Texte intégral
RÉPUBLIQUE FRANÇAISE
AU NOM DU PEUPLE FRANÇAIS
COUR D'APPEL DE PARIS
L. 742-1 et suivants du Code de l'entrée et du séjour
des étrangers et du droit d'asile
ORDONNANCE DU 25 JUILLET 2024
(1 pages)
Numéro d'inscription au répertoire général et de décision : B N° RG 24/03357 - N° Portalis 35L7-V-B7I-CJYTY
Décision déférée : ordonnance rendue le 22 juillet 2024, à 11h44, par le juge des libertés et de la détention du tribunal judiciaire de Paris
Nous, Dorothée Dibie, conseillère à la cour d'appel de Paris, agissant par délégation du premier président de cette cour, assistée de Carole Tréjaut, greffière au prononcé de l'ordonnance,
APPELANT :
M. [I] [L]
né le 18 novembre 1980 à [Localité 2], de nationalité tunisienne
RETENU au centre de rétention : [1] 1
Informé le 24 juillet 2024 à 15h12 de la possibilité de faire valoir ses observations sur le caractère manifestement irrecevable de son appel, en application des dispositions de l'article R 743-11 du code de l'entrée et du séjour des étrangers et du droit d'asile
INTIMÉ :
LE PREFET DE LA SEINE-SAINT-DENIS
Informé le 24 juillet 2024 à 15h12 de la possibilité de faire valoir ses observations sur le caractère manifestement irrecevable de l'appel, en application des dispositions de l'article R 743-11 du code de l'entrée et du séjour des étrangers et du droit d'asile,
MINISTÈRE PUBLIC, avisé de la date et de l'heure de l'audience
ORDONNANCE : contradictoire
- Vu l'ordonnance du 22 juillet 2024 du juge des libertés et de la détention du tribunal judiciaire de Paris rejetant la demande d'expertise médicale, ordonnant la prolongation du maintien de M. [I] [L] dans les locaux ne relevant pas de l'administration pénitentiaire pour une durée maximale de trente jours, à compter du 21 juillet, soit jusqu'au 20 août 2024 et disant que la présente ordonnance sera notifiée à l'intéressé par l'intermédiaire du chef de rétention administrative de Paris ;
- Vu l'appel interjeté le 23 juillet 2024, à 17h12, par M. [I] [L] ;
SUR QUOI,
Aux termes de l'article L 743-23 du code de l'entrée et du séjour des étrangers et du droit d'asile, en cas d'appel manifestement irrecevable, celui-ci peut être rejeté sans convocation préalable des parties.
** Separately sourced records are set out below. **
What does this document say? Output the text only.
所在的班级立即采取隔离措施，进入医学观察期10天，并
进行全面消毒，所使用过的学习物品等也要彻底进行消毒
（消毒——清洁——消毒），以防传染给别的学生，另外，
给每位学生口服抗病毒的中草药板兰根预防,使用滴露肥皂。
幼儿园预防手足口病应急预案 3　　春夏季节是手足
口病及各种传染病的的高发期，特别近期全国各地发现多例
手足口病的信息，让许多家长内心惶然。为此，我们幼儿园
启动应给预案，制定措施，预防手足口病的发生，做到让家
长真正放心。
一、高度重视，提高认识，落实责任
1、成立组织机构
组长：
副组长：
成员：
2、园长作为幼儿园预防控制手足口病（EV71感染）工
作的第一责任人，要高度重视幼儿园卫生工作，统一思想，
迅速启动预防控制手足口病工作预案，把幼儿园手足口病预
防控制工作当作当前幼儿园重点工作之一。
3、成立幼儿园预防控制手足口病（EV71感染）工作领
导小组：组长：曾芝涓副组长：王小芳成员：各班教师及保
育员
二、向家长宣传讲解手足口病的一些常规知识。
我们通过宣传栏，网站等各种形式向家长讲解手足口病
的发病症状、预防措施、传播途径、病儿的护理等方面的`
Dans l'intérêt d'une bonne administration de la justice il y a lieu de faire application de cet article.
En l'espèce, les problèmes de santé invoqués par l'intéressé ne sont pas étayés par un certificat médical qui émane d'un médecin de l'OFII et en tout état de cause, la déclaration d'appel est motivée sur un éloignement qui ne peut avoir lieu à bref délai, mais, la présente procédure est introduite au visa de l'article L742-4 2° du code de l'entrée et du séjour des étrangers et du droit d'asile (deuxième prolongation, défaut de passeport) qui n'impose pas la démonstration que les obstacles à l'exécution de la mesure d'éloignement soient surmontés à " brefs délais ", dès lors l'unique moyen de critique n'est pas applicable au cas d'espèce et, en conséquence, n'est pas recevable.
PAR CES MOTIFS
REJETONS la déclaration d'appel,
ORDONNONS la remise immédiate au procureur général d'une expédition de la présente ordonnance.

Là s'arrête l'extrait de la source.